Haïti/Élections : l’OEA met en garde contre la participation de personnes liées aux organisations criminelles

Albert Ramdin, sec gén de l'OEA

Lors d’une conférence virtuelle tenue le vendredi 11 septembre 2026 avec plusieurs médias, notamment de la Caraïbe, le secrétaire général de l’Organisation des États Américains (OEA), Albert R. Ramdin, a mis en garde contre la participation aux prochaines élections en Haïti de personnes liées à des organisations criminelles. Il a également évoqué l’existence d’une « certaine collusion » entre des acteurs politiques et des groupes armés, estimant que de tels liens pourraient compromettre la crédibilité du processus électoral.

 

« Toute personne ayant des liens avec des organisations criminelles ne devrait pas être autorisée à participer aux élections [haïtiennes] », a déclaré le secrétaire général de l’OEA, cité par l’agence de presse EFE.

Albert R. Ramdin a toutefois précisé que ses propos ne visaient pas l’ensemble de la classe politique haïtienne, mais « certains » acteurs entretenant des liens avec des gangs, une situation qu’il juge préoccupante.

Selon le secrétaire général de l’OEA, il appartient aux autorités haïtiennes de mettre en place les mécanismes nécessaires pour déterminer l’éligibilité des candidats et s’assurer du respect des critères établis par la législation électorale.

« La méthode de vérification et de contrôle relève de la responsabilité des autorités haïtiennes », a-t-il indiqué, soulignant qu’il leur revient de déterminer « qui sera éligible et qui ne le sera pas ».

L’OEA souhaite ainsi que les candidats appelés à participer aux prochaines élections soient « intègres et répondent à toutes les exigences d’un bon candidat ». Pour Albert R. Ramdin, la présence éventuelle dans la compétition électorale de personnes entretenant des rapports avec des organisations criminelles risquerait de fragiliser davantage la confiance dans le processus.
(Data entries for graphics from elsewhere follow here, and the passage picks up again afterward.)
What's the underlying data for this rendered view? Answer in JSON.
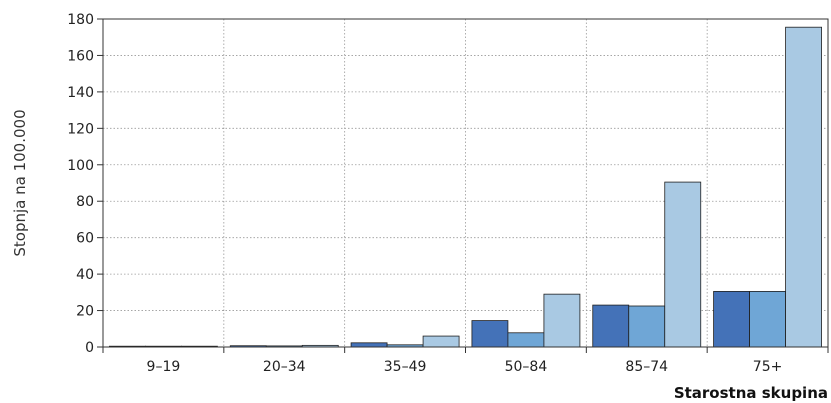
{
  "chart_data": {
    "type": "bar",
    "categories": [
      "9–19",
      "20–34",
      "35–49",
      "50–84",
      "85–74",
      "75+"
    ],
    "series": [
      {
        "values": [
          0.2,
          0.7,
          2.3,
          14.5,
          23,
          30.5
        ]
      },
      {
        "values": [
          0.2,
          0.6,
          1.2,
          7.8,
          22.5,
          30.5
        ]
      },
      {
        "values": [
          0.2,
          0.9,
          6.0,
          29,
          90.5,
          175.5
        ]
      }
    ],
    "colors": [
      "#4472b8",
      "#6fa6d6",
      "#a9c9e3"
    ],
    "xlabel": "Starostna skupina",
    "ylabel": "Stopnja na 100.000",
    "ylim": [
      0,
      180
    ],
    "yticks": [
      0,
      20,
      40,
      60,
      80,
      100,
      120,
      140,
      160,
      180
    ],
    "grid": true
  }
}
Le secrétaire général de l’OEA a également appelé les autorités haïtiennes à accélérer les préparatifs électoraux. Il a notamment insisté sur la nécessité d’intensifier les efforts visant à encourager l’inscription des électeurs.

« Il est nécessaire de mener beaucoup plus de campagnes médiatiques pour encourager l’inscription des électeurs. Sinon, des doutes surgiront, tant au sein de la classe politique haïtienne qu’à l’international, quant à la crédibilité de ces élections », a-t-il insisté.

Albert R. Ramdin a néanmoins reconnu l’ampleur des difficultés auxquelles sont confrontées les autorités haïtiennes pour organiser des élections après plusieurs années sans scrutin national, dans un contexte où d’importantes portions du territoire demeurent affectées par l’activité des groupes armés.

« La situation est extrêmement difficile », a déploré le secrétaire général de l’OEA, appelant à « soutenir les Haïtiens restés en Haïti, mais aussi ceux qui quittent le pays ».

Interrogé sur la fin du Statut de Protection Temporaire (TPS) accordé aux États-Unis à des centaines de milliers de ressortissants haïtiens, Albert R. Ramdin a reconnu qu’un État demeure souverain dans la définition et l’application de sa politique migratoire.

Il a toutefois plaidé pour que les éventuels retours s’effectuent dans le respect des droits et de la dignité des personnes concernées, ainsi qu’en concertation avec le pays appelé à les accueillir, afin de garantir une procédure mieux encadrée.

Le secrétaire général de l’OEA s’était rendu en Haïti le 16 août dernier dans le cadre de discussions portant notamment sur la sécurité, les élections, le renforcement des institutions et la situation humanitaire. Au cours de cette visite, il s’était notamment entretenu avec le Premier ministre Alix Didier Fils-Aimé.

Selon le calendrier électoral annoncé, le premier tour des élections présidentielles et législatives est prévu le 13 décembre 2026, tandis que le second tour est programmé pour le 21 février 2027.

Cette mise en garde intervient alors que plusieurs personnalités politiques haïtiennes ont fait l’objet, ces dernières années, de sanctions internationales en raison d’accusations de liens ou de soutien à des groupes armés. Parmi les personnes sanctionnées figurent notamment d’anciens parlementaires, d’anciens Premiers ministres et un ancien chef d’État.

Par ailleurs, en mai 2025, les États-Unis ont désigné comme organisations terroristes étrangères deux importantes coalitions de gangs opérant en Haïti. Cette décision a renforcé la dimension internationale de la lutte contre les réseaux criminels et leurs éventuels soutiens.